Veel luchtvaartmaatschappijen wijzen dus het vervoer af van een hele reeks brachycefale rassen, reden waarom deze steeds vaker met particuliere vervoerders reizen. Maar ook hier geldt dat de risico’s niet zozeer liggen in het vliegen zelf maar in het wachten van te voren en tussendoor, waardoor de dieren blootgesteld worden aan allerlei omstandigheden. Omstandigheden die niet altijd even gunstig bleken voor de dieren.
Wie toch wil reizen moet weten dat de meeste maatschappijen een lange lijst rassen afwijzen. Vooraf informeren is dus aan te raden.

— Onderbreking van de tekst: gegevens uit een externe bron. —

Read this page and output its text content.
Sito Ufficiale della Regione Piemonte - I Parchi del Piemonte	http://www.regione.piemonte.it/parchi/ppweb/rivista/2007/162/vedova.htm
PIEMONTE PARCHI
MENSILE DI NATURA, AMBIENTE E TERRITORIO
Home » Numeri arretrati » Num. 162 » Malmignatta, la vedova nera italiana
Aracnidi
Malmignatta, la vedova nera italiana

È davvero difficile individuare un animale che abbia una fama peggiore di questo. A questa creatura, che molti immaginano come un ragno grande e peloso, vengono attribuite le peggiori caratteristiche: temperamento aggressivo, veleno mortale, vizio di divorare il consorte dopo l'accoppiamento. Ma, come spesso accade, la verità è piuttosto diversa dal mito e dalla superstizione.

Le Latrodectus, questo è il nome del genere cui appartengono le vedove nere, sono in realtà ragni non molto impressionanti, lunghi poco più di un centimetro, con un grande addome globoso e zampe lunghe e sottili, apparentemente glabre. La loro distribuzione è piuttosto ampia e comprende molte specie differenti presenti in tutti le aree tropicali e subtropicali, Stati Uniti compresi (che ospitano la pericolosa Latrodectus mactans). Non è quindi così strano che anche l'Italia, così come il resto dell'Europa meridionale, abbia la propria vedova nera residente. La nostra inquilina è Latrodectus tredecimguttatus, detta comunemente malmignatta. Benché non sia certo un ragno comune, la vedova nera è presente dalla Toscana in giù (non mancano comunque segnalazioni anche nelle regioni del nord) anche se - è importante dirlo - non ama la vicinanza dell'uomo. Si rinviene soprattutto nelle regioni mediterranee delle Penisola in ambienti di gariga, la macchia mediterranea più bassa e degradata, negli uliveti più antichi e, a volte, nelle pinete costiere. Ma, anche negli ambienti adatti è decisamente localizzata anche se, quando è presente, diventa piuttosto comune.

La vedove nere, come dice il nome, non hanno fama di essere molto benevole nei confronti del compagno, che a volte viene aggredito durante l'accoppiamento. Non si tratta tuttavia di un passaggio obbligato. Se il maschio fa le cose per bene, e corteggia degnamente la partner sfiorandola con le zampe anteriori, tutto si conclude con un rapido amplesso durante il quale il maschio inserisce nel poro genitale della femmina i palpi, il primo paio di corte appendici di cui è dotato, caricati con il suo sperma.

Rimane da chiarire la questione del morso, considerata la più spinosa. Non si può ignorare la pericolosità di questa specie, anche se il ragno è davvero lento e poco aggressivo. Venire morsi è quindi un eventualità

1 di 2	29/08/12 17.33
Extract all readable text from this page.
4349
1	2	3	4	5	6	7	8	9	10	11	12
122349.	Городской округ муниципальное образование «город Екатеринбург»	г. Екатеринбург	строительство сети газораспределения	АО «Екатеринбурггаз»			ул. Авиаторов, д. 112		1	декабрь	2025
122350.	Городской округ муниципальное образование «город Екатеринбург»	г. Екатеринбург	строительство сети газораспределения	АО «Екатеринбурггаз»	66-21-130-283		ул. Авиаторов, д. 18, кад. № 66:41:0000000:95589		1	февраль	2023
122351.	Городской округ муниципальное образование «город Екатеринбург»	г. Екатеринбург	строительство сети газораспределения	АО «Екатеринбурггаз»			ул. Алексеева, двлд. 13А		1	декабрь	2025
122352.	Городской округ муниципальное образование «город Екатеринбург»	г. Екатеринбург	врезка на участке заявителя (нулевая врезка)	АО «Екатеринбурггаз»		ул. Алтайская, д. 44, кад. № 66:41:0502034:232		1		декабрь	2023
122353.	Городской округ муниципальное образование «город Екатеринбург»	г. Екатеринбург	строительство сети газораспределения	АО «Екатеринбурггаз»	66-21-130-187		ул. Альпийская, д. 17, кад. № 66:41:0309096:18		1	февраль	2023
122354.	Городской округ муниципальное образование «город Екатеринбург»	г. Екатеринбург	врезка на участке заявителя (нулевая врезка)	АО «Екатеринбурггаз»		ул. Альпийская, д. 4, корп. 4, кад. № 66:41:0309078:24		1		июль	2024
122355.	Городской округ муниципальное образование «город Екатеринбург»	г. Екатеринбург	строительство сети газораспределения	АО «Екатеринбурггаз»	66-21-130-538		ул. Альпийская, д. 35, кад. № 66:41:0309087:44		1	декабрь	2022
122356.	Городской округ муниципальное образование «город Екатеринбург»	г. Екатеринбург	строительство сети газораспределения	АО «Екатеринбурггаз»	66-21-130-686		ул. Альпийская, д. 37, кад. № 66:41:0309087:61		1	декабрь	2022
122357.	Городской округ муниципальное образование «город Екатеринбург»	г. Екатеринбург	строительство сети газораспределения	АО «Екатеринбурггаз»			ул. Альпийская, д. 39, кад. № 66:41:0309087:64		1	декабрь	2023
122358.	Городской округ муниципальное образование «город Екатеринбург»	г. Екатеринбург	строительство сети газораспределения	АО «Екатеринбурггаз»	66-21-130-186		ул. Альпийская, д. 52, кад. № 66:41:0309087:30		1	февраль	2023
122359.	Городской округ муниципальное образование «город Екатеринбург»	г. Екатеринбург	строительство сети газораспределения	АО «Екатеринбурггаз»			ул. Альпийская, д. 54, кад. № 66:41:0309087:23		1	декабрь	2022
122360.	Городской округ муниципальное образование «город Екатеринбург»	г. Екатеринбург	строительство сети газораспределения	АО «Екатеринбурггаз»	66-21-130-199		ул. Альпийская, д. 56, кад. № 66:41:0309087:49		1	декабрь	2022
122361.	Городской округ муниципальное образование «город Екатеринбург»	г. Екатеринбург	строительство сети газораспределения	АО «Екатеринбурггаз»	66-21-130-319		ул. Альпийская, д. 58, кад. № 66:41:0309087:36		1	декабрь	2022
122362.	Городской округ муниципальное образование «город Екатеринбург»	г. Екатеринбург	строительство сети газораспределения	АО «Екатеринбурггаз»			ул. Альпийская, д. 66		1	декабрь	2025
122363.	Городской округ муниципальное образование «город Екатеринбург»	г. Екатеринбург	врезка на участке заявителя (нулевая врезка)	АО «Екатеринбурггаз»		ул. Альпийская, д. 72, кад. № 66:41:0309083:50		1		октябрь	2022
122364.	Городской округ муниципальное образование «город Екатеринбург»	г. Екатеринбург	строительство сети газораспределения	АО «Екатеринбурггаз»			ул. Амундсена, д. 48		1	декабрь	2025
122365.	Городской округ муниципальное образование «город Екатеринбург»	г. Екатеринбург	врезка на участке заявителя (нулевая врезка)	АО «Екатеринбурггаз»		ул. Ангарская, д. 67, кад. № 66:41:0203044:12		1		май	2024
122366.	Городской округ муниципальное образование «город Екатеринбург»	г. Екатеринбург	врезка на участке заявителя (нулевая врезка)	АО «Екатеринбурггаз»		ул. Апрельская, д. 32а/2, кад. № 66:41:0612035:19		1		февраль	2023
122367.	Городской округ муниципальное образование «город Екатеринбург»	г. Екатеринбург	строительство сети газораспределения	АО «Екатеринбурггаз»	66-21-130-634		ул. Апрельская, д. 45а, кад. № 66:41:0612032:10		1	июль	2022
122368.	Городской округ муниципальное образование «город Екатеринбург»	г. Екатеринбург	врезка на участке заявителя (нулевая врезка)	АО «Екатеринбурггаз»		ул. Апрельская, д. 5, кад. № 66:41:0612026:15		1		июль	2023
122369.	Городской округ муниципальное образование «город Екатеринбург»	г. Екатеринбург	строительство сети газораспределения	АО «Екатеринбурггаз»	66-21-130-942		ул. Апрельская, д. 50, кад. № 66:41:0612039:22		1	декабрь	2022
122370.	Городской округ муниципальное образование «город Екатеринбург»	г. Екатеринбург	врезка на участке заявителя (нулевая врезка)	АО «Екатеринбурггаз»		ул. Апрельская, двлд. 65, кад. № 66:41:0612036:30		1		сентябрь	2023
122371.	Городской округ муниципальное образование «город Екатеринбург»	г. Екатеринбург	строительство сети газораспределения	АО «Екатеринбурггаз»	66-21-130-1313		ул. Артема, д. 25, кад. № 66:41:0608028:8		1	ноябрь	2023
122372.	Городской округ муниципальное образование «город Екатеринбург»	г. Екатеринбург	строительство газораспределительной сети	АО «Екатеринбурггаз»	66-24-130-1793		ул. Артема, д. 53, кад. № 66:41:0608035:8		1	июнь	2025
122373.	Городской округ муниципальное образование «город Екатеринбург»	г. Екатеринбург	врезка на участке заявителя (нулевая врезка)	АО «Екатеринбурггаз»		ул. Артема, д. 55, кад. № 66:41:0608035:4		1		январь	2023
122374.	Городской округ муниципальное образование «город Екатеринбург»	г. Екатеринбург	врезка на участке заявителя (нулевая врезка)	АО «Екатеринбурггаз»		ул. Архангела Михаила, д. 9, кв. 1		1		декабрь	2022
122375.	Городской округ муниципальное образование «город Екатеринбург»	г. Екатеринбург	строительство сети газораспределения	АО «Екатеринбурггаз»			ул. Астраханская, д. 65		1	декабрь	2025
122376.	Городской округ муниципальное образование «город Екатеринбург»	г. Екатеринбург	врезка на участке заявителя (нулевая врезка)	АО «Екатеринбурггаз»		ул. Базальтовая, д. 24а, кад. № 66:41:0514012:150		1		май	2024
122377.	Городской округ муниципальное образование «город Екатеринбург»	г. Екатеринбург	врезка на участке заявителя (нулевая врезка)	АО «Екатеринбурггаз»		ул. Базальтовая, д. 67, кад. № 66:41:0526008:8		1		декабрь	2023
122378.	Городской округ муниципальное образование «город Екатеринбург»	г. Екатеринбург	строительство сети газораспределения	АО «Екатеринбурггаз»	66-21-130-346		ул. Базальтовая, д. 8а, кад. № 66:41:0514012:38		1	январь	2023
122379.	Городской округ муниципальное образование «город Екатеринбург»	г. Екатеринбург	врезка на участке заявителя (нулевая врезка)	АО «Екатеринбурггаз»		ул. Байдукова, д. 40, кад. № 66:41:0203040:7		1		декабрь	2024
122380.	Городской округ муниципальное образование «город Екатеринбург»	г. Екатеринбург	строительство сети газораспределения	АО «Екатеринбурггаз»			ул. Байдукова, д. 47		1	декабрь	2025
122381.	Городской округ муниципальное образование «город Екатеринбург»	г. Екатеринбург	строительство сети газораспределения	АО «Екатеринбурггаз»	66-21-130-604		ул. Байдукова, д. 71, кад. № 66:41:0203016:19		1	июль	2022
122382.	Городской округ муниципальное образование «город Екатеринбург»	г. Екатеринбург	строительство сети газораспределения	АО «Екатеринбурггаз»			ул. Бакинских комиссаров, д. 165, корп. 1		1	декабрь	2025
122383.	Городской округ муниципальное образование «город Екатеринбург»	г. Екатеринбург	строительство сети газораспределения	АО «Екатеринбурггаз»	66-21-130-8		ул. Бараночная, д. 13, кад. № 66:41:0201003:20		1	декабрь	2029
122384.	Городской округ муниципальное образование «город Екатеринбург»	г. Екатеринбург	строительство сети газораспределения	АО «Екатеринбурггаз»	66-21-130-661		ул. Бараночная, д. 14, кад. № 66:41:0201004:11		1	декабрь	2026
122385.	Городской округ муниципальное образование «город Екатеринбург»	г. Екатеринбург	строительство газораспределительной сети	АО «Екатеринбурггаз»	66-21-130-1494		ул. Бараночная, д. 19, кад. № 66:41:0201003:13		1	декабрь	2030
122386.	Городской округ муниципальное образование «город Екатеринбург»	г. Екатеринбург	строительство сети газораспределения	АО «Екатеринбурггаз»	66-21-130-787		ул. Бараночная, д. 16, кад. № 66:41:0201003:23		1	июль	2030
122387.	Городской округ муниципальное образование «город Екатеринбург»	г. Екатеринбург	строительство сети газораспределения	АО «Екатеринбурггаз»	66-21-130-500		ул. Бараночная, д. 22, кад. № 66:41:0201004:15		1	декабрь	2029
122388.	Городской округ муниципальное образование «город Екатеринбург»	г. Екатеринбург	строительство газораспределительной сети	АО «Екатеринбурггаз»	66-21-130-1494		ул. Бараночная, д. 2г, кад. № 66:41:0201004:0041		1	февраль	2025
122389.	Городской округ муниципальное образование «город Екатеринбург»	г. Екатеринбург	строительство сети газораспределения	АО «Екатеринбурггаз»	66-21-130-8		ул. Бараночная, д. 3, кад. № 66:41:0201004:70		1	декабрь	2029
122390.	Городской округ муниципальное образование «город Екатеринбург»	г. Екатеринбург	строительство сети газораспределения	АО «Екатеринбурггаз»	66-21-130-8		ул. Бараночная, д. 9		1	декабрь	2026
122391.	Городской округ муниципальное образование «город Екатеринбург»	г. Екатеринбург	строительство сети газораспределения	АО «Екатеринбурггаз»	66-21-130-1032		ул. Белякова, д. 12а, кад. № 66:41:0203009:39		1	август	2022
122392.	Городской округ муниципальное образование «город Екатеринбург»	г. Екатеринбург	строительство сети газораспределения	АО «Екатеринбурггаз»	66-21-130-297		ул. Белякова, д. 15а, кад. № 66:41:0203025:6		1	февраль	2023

De meest geaccepteerde lijst is deze:
- American Bulldog
- American Staffordshire Terrier
- American Pit Bull Terrier
- Boston Terrier
- Boxer
- Griffon (alle types)
- Mopshond
- Chow Chow
- Engelse Bulldog
- King Charles spaniel
- Franse Bulldog
- Lhasa Apso
- Japanse Spaniel (Chin)
- Mastiff (alle rassen)
- Pekingees
- Shar Pei
- Shih Tzu
- Staffordshire Bull Terrier
- Tibetaanse Spaniel
Bij de meeste maatschappijen is ook de Affenpinscher, de Bordeaux dog en de Presa Canario niet toegestaan, bij andere vallen de laatste twee simpelweg onder de Mastiff-achtigen. Wie een dergelijk ras wil vervoeren via een vliegtuig moet zich dus goed informeren.